A dot-brand walks into a bar
“He doesn’t need a VPN, his network works above the DNS. Do you know what the DNS is?”
When he said it, the 80-year-old barfly I found myself in a long conversation with at the weekend had no idea what I do for a living.
He was not a technical guy. Long-retired, his career had been in a completely different field. He was bragging about one of his high-flying relatives’ technical nous and impressive homeworking set-up.
The “above the DNS” stuff was how this set-up had been translated for him by another relative.
I told him I know a thing or two about DNS (two things!) and explained how it works and why what he just said didn’t make much sense to me. I told him about the root, Verisign, .com, ICANN, and so on.
“He doesn’t need any of that stuff,” he reiterated. “His network works above the DNS.”

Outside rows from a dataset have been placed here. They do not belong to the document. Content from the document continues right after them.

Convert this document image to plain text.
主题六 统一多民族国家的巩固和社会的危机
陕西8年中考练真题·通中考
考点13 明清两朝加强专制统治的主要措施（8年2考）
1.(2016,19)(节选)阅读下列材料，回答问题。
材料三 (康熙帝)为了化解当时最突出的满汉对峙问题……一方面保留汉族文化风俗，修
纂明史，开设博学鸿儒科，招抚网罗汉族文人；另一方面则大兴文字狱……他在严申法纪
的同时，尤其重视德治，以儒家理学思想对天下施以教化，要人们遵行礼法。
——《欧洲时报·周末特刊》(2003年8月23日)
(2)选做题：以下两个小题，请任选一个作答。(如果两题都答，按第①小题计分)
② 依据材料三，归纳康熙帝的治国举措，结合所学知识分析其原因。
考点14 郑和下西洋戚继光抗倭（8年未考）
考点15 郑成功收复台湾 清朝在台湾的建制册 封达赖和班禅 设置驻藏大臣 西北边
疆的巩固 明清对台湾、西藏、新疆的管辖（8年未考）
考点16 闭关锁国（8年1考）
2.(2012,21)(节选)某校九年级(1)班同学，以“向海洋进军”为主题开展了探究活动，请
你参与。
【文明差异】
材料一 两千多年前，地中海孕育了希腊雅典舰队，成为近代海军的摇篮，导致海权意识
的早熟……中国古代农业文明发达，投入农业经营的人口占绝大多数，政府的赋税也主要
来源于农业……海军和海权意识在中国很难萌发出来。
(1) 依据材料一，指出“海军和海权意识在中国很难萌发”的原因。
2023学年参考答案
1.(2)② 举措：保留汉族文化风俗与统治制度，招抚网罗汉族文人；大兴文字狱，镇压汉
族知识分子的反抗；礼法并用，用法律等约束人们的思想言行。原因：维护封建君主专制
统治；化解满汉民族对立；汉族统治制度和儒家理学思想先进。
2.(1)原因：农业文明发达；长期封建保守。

About 10 minutes of head-scratching later, the penny finally dropped. Dude was talking about a dot-brand. Like working on a corporate network running a dot-brand was somehow escaping the DNS altogether.
As soon as I had that epiphany, and because I already knew what industry the relative worked in, and which country he came from, I was able to, from my knowledge of the root zone, correctly identify his employer.
I felt pretty smug about that, truth be told.
While a lot of dot-brands obtained in 2012 still remain dormant, some are in use, even if only or primarily internally, and it turns out some have their enthusiastic — proud, even — advocates in random bars at the ass-end of nowhere.
It’s only anecdotal evidence, but if even non-techie retirees in small-town ex-pat bars kinda know what dot-brands are and why they are useful, even if some of the technical details escape them, I wonder whether the concept is approaching mainstream.